The beauty of the theatre at Storyhouse is their ability to move the seats to allow a more immersive stage, permitting characters to run on from all different angles, and incredibly shrewd placement of the band. The use of props is imaginative – predominately a dentist chair come motorbike and baby Audrey II in Seymour’s arms, in a set which does not alter from start to finish. There is a slight madness to the set design which fits well with the story, especially with the use of draped lighting hanging like vines around the set. The only downfall is, on occasion the views of the events on stage are obscured for those in the upper stalls.
The cast is small, but everyone is a talented vocalist, especially Tanisha Spring, one of the street urchins; and Audrey II has an incredible voice for a plant. This is a fun production, which had us both laughing a few times, especially at the comic timings of Orin (Stephane Anelli) the sadistic dentist; although I have to admit, I think he enjoys wiggling his hips a little too much! Michelle Bishop and Joshua Lay do a fine job as the hapless romantics and both shine in a rendition of Suddenly Seymour. There is certainly no weak link in this cast.

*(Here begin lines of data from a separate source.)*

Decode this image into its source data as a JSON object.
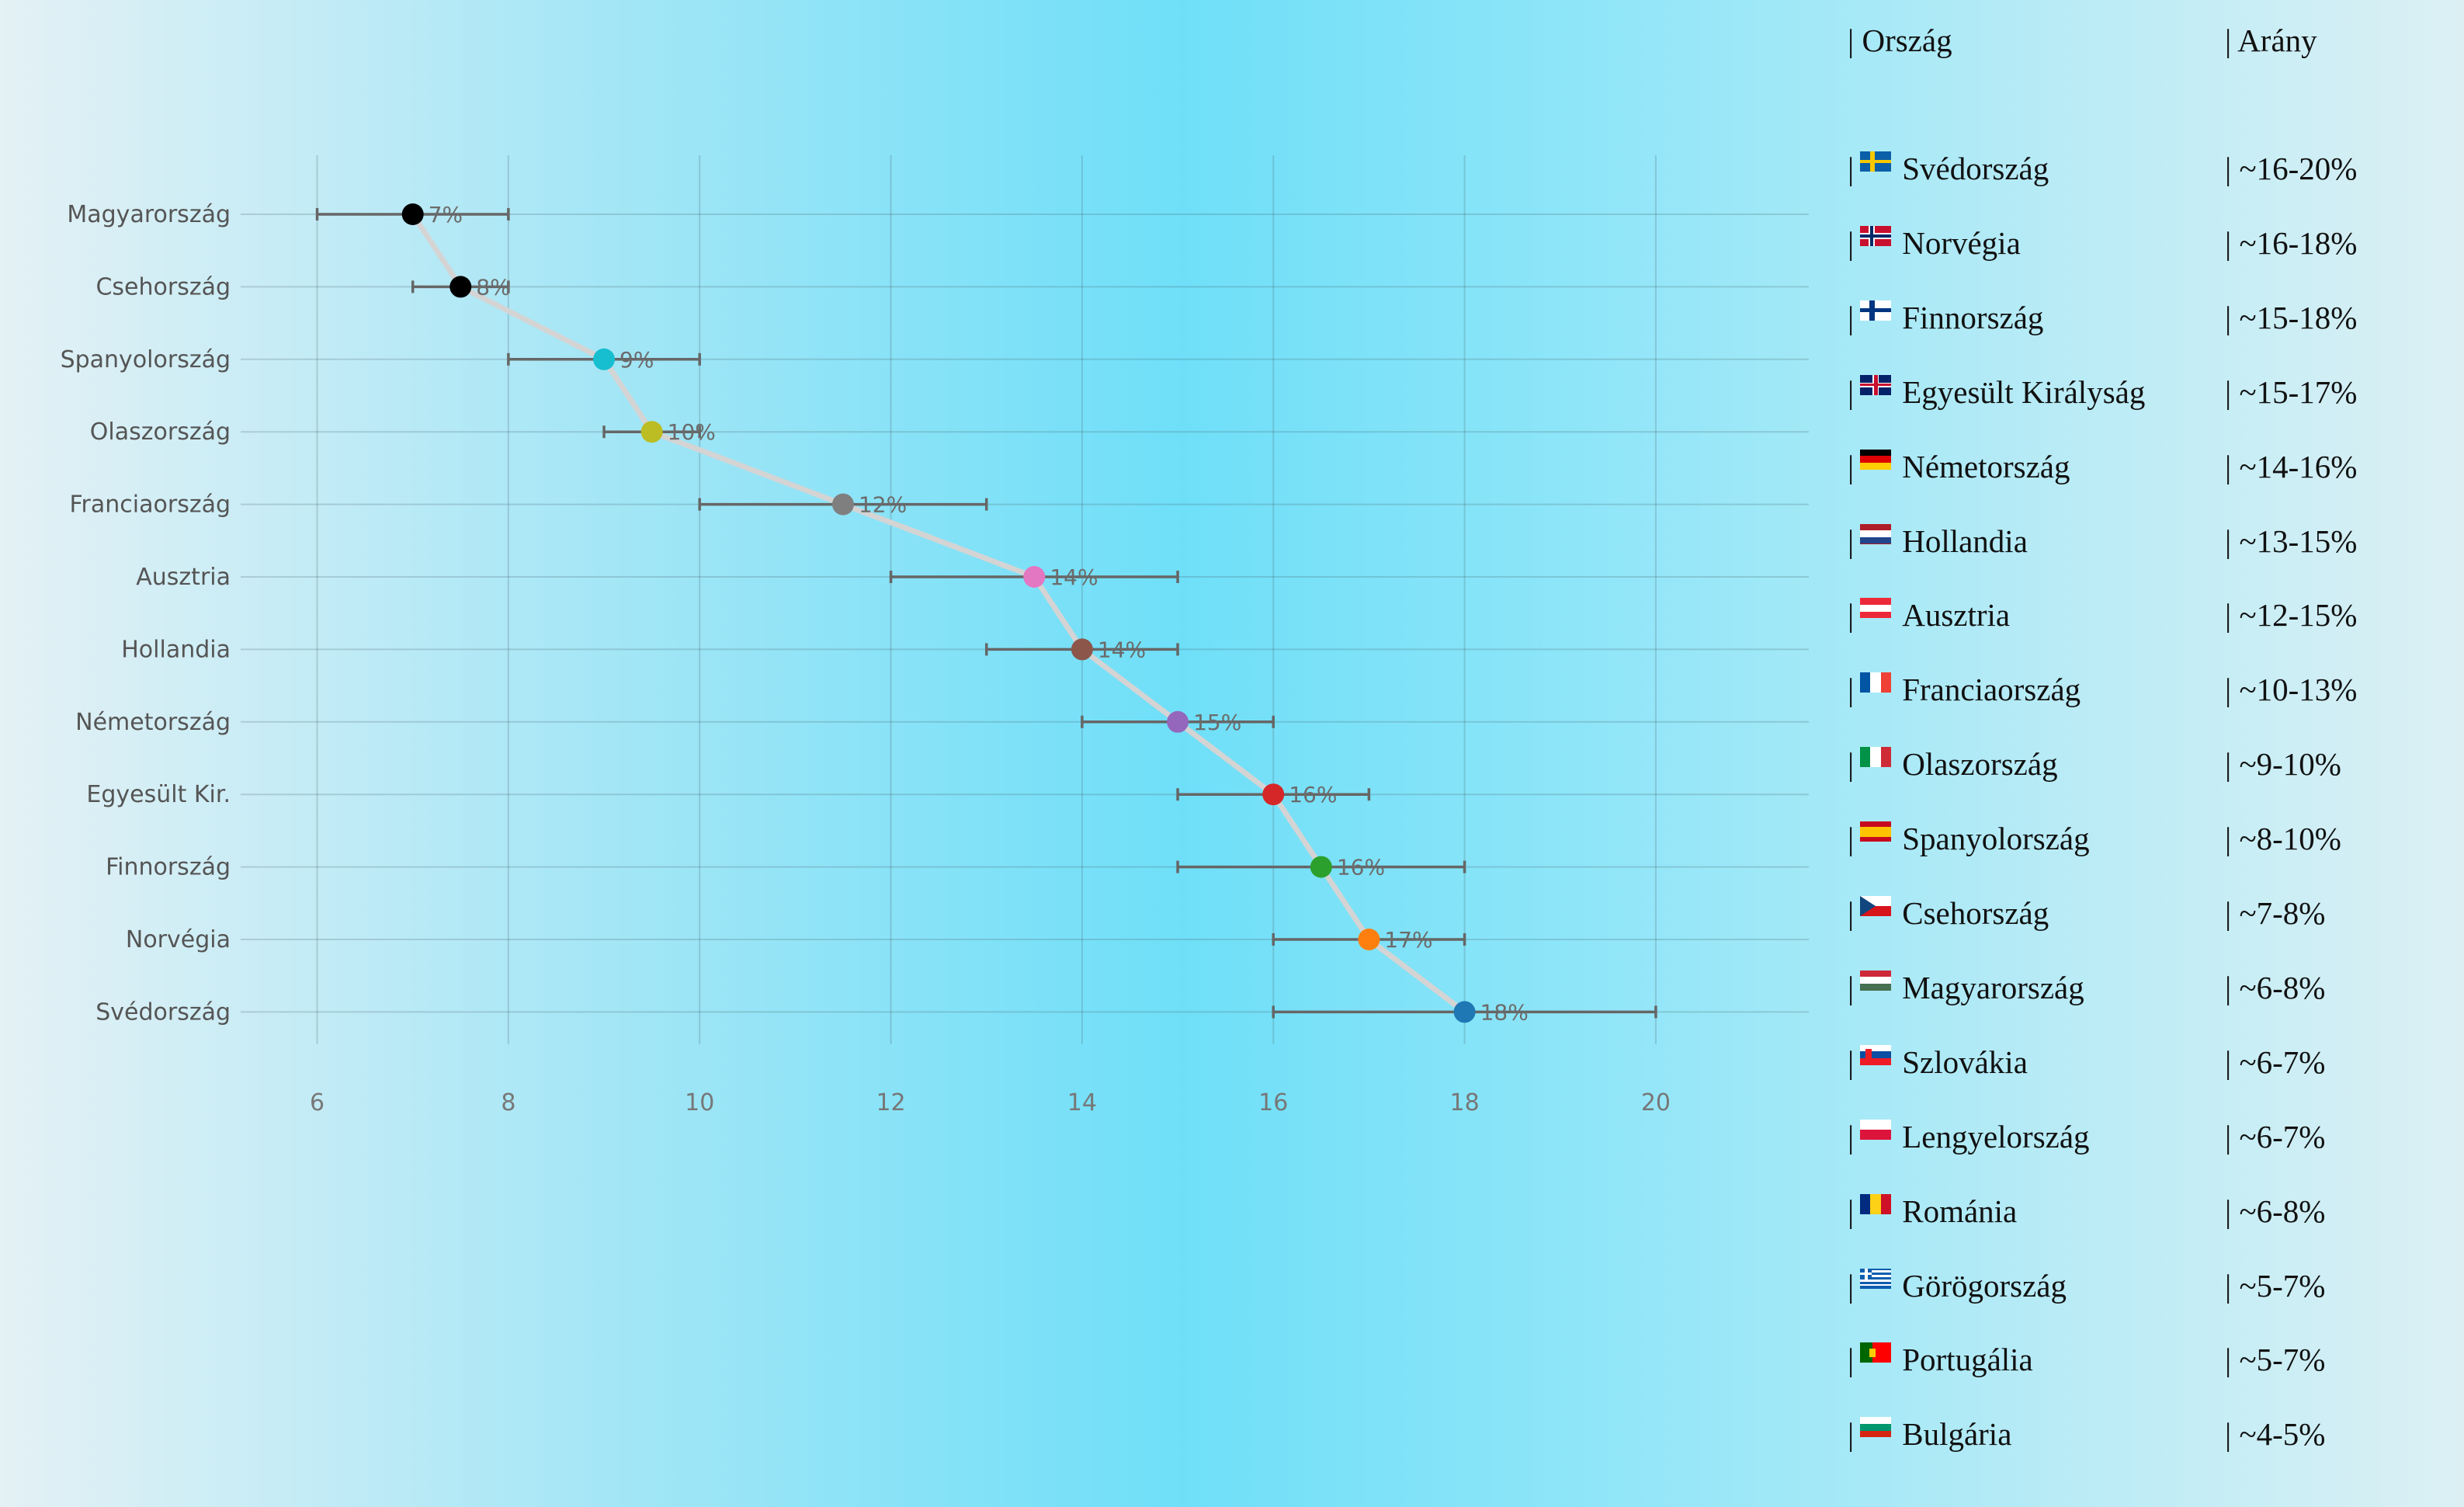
{
  "chart_data": {
    "type": "scatter",
    "title": "",
    "xlabel": "",
    "ylabel": "",
    "xlim": [
      5.2,
      21.6
    ],
    "xticks": [
      6,
      8,
      10,
      12,
      14,
      16,
      18,
      20
    ],
    "grid": true,
    "connecting_line": true,
    "points": [
      {
        "label": "Magyarország",
        "value": 7,
        "err_low": 6,
        "err_high": 8,
        "data_label": "7%",
        "color": "#000000"
      },
      {
        "label": "Csehország",
        "value": 7.5,
        "err_low": 7,
        "err_high": 8,
        "data_label": "8%",
        "color": "#000000"
      },
      {
        "label": "Spanyolország",
        "value": 9,
        "err_low": 8,
        "err_high": 10,
        "data_label": "9%",
        "color": "#17becf"
      },
      {
        "label": "Olaszország",
        "value": 9.5,
        "err_low": 9,
        "err_high": 10,
        "data_label": "10%",
        "color": "#bcbd22"
      },
      {
        "label": "Franciaország",
        "value": 11.5,
        "err_low": 10,
        "err_high": 13,
        "data_label": "12%",
        "color": "#7f7f7f"
      },
      {
        "label": "Ausztria",
        "value": 13.5,
        "err_low": 12,
        "err_high": 15,
        "data_label": "14%",
        "color": "#e377c2"
      },
      {
        "label": "Hollandia",
        "value": 14,
        "err_low": 13,
        "err_high": 15,
        "data_label": "14%",
        "color": "#8c564b"
      },
      {
        "label": "Németország",
        "value": 15,
        "err_low": 14,
        "err_high": 16,
        "data_label": "15%",
        "color": "#9467bd"
      },
      {
        "label": "Egyesült Kir.",
        "value": 16,
        "err_low": 15,
        "err_high": 17,
        "data_label": "16%",
        "color": "#d62728"
      },
      {
        "label": "Finnország",
        "value": 16.5,
        "err_low": 15,
        "err_high": 18,
        "data_label": "16%",
        "color": "#2ca02c"
      },
      {
        "label": "Norvégia",
        "value": 17,
        "err_low": 16,
        "err_high": 18,
        "data_label": "17%",
        "color": "#ff7f0e"
      },
      {
        "label": "Svédország",
        "value": 18,
        "err_low": 16,
        "err_high": 20,
        "data_label": "18%",
        "color": "#1f77b4"
      }
    ]
  },
  "table": {
    "header": {
      "country": "| Ország",
      "ratio": "| Arány"
    },
    "rows": [
      {
        "country": "Svédország",
        "ratio": "| ~16-20%",
        "flag": "flag-se"
      },
      {
        "country": "Norvégia",
        "ratio": "| ~16-18%",
        "flag": "flag-no"
      },
      {
        "country": "Finnország",
        "ratio": "| ~15-18%",
        "flag": "flag-fi"
      },
      {
        "country": "Egyesült Királyság",
        "ratio": "| ~15-17%",
        "flag": "flag-gb"
      },
      {
        "country": "Németország",
        "ratio": "| ~14-16%",
        "flag": "flag-de"
      },
      {
        "country": "Hollandia",
        "ratio": "| ~13-15%",
        "flag": "flag-nl"
      },
      {
        "country": "Ausztria",
        "ratio": "| ~12-15%",
        "flag": "flag-at"
      },
      {
        "country": "Franciaország",
        "ratio": "| ~10-13%",
        "flag": "flag-fr"
      },
      {
        "country": "Olaszország",
        "ratio": "| ~9-10%",
        "flag": "flag-it"
      },
      {
        "country": "Spanyolország",
        "ratio": "| ~8-10%",
        "flag": "flag-es"
      },
      {
        "country": "Csehország",
        "ratio": "| ~7-8%",
        "flag": "flag-cz"
      },
      {
        "country": "Magyarország",
        "ratio": "| ~6-8%",
        "flag": "flag-hu"
      },
      {
        "country": "Szlovákia",
        "ratio": "| ~6-7%",
        "flag": "flag-sk"
      },
      {
        "country": "Lengyelország",
        "ratio": "| ~6-7%",
        "flag": "flag-pl"
      },
      {
        "country": "Románia",
        "ratio": "| ~6-8%",
        "flag": "flag-ro"
      },
      {
        "country": "Görögország",
        "ratio": "| ~5-7%",
        "flag": "flag-gr"
      },
      {
        "country": "Portugália",
        "ratio": "| ~5-7%",
        "flag": "flag-pt"
      },
      {
        "country": "Bulgária",
        "ratio": "| ~4-5%",
        "flag": "flag-bg"
      }
    ]
  }
}
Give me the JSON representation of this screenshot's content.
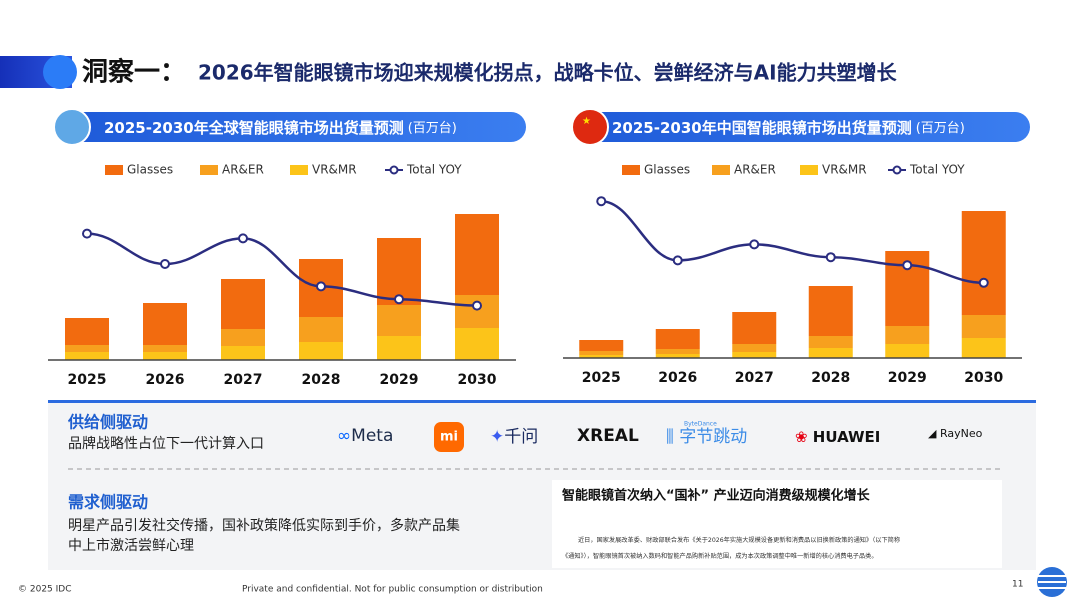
{
  "header": {
    "label": "洞察一：",
    "title": "2026年智能眼镜市场迎来规模化拐点，战略卡位、尝鲜经济与AI能力共塑增长"
  },
  "chart_data": [
    {
      "type": "bar",
      "stacked": true,
      "title": "2025-2030年全球智能眼镜市场出货量预测",
      "unit": "(百万台)",
      "categories": [
        "2025",
        "2026",
        "2027",
        "2028",
        "2029",
        "2030"
      ],
      "series": [
        {
          "name": "Glasses",
          "color": "#f26b0f",
          "values": [
            27,
            42,
            50,
            58,
            67,
            81
          ]
        },
        {
          "name": "AR&ER",
          "color": "#f7a01e",
          "values": [
            7,
            7,
            17,
            25,
            31,
            33
          ]
        },
        {
          "name": "VR&MR",
          "color": "#fcc419",
          "values": [
            8,
            8,
            14,
            18,
            24,
            32
          ]
        },
        {
          "name": "Total YOY",
          "color": "#2b2d80",
          "axis": "y2",
          "values": [
            79,
            60,
            76,
            46,
            38,
            34
          ]
        }
      ],
      "ylim": [
        0,
        160
      ],
      "y2lim": [
        0,
        100
      ]
    },
    {
      "type": "bar",
      "stacked": true,
      "title": "2025-2030年中国智能眼镜市场出货量预测",
      "unit": "(百万台)",
      "categories": [
        "2025",
        "2026",
        "2027",
        "2028",
        "2029",
        "2030"
      ],
      "series": [
        {
          "name": "Glasses",
          "color": "#f26b0f",
          "values": [
            11,
            20,
            32,
            50,
            75,
            104
          ]
        },
        {
          "name": "AR&ER",
          "color": "#f7a01e",
          "values": [
            4,
            5,
            8,
            12,
            18,
            23
          ]
        },
        {
          "name": "VR&MR",
          "color": "#fcc419",
          "values": [
            3,
            4,
            6,
            10,
            14,
            20
          ]
        },
        {
          "name": "Total YOY",
          "color": "#2b2d80",
          "axis": "y2",
          "values": [
            98,
            61,
            71,
            63,
            58,
            47
          ]
        }
      ],
      "ylim": [
        0,
        160
      ],
      "y2lim": [
        0,
        100
      ]
    }
  ],
  "supply": {
    "title": "供给侧驱动",
    "text": "品牌战略性占位下一代计算入口"
  },
  "logos": [
    "Meta",
    "mi",
    "千问",
    "XREAL",
    "ByteDance",
    "字节跳动",
    "HUAWEI",
    "RayNeo"
  ],
  "demand": {
    "title": "需求侧驱动",
    "lines": [
      "明星产品引发社交传播，国补政策降低实际到手价，多款产品集",
      "中上市激活尝鲜心理"
    ]
  },
  "news": {
    "title": "智能眼镜首次纳入“国补” 产业迈向消费级规模化增长",
    "body": [
      "近日，国家发展改革委、财政部联合发布《关于2026年实施大规模设备更新和消费品以旧换新政策的通知》（以下简称",
      "《通知》），智能眼镜首次被纳入数码和智能产品购新补贴范围，成为本次政策调整中唯一新增的核心消费电子品类。"
    ]
  },
  "footer": {
    "copyright": "© 2025 IDC",
    "notice": "Private and confidential. Not for public consumption or distribution",
    "page": "11"
  }
}
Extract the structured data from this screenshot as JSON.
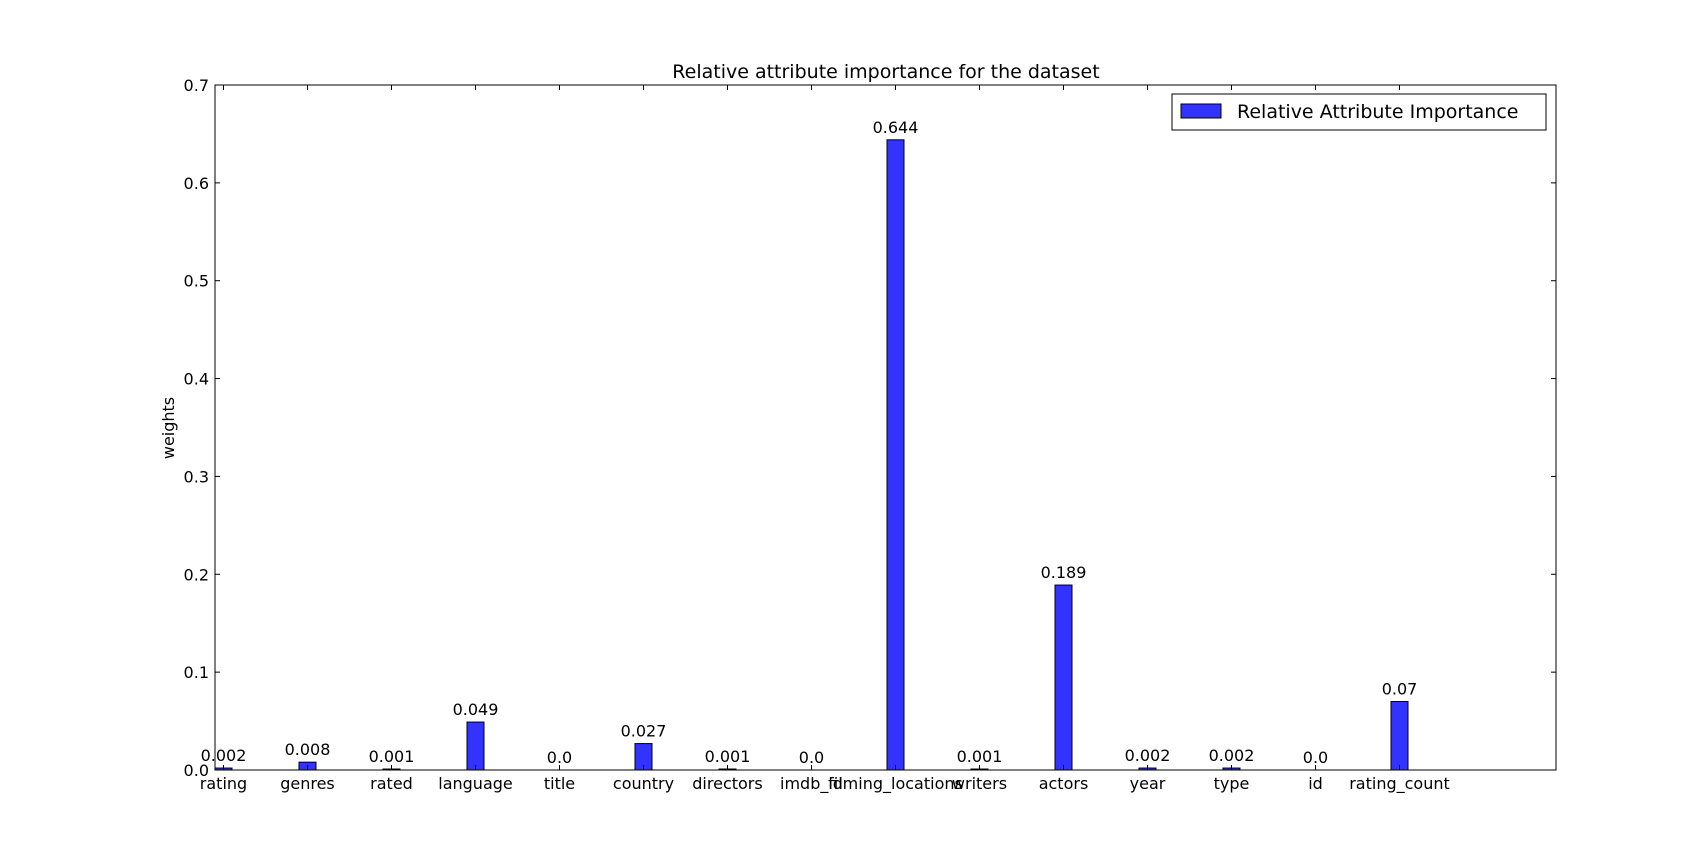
{
  "chart_data": {
    "type": "bar",
    "title": "Relative attribute importance for the dataset",
    "xlabel": "",
    "ylabel": "weights",
    "ylim": [
      0,
      0.7
    ],
    "yticks": [
      "0.0",
      "0.1",
      "0.2",
      "0.3",
      "0.4",
      "0.5",
      "0.6",
      "0.7"
    ],
    "categories": [
      "rating",
      "genres",
      "rated",
      "language",
      "title",
      "country",
      "directors",
      "imdb_id",
      "filming_locations",
      "writers",
      "actors",
      "year",
      "type",
      "id",
      "rating_count"
    ],
    "series": [
      {
        "name": "Relative Attribute Importance",
        "values": [
          0.002,
          0.008,
          0.001,
          0.049,
          0.0,
          0.027,
          0.001,
          0.0,
          0.644,
          0.001,
          0.189,
          0.002,
          0.002,
          0.0,
          0.07
        ],
        "labels": [
          "0.002",
          "0.008",
          "0.001",
          "0.049",
          "0.0",
          "0.027",
          "0.001",
          "0.0",
          "0.644",
          "0.001",
          "0.189",
          "0.002",
          "0.002",
          "0.0",
          "0.07"
        ]
      }
    ],
    "legend": {
      "position": "top-right"
    },
    "grid": false,
    "bar_color": "#3333ff"
  }
}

Audrey II would not be out of place in ‘if the muppets did little shop of horrors’ and gives a b-movie feel to the production; a clear nod to the original 1960 film. At the interval we stayed put in our seats which was an error no one should repeat as it took some of the magic away from the reveal of Audrey II’s final form. In the second half, she dominates the stage in more ways than one as her intentions become clear and serves as an allegory for western capitalism, greed and the desire for celebrity status.
Storyhouse’s Little Shop of Horrors is an exciting, entertaining production, of the musical that has, at times, an incredible amount of energy; and a loveable cast (yes, even bad boy Orin). We left the theatre singing along to the title song though we could still only remember the first two lines.
Happy 2nd Birthday Storyhouse, we look forward to your next home grown production!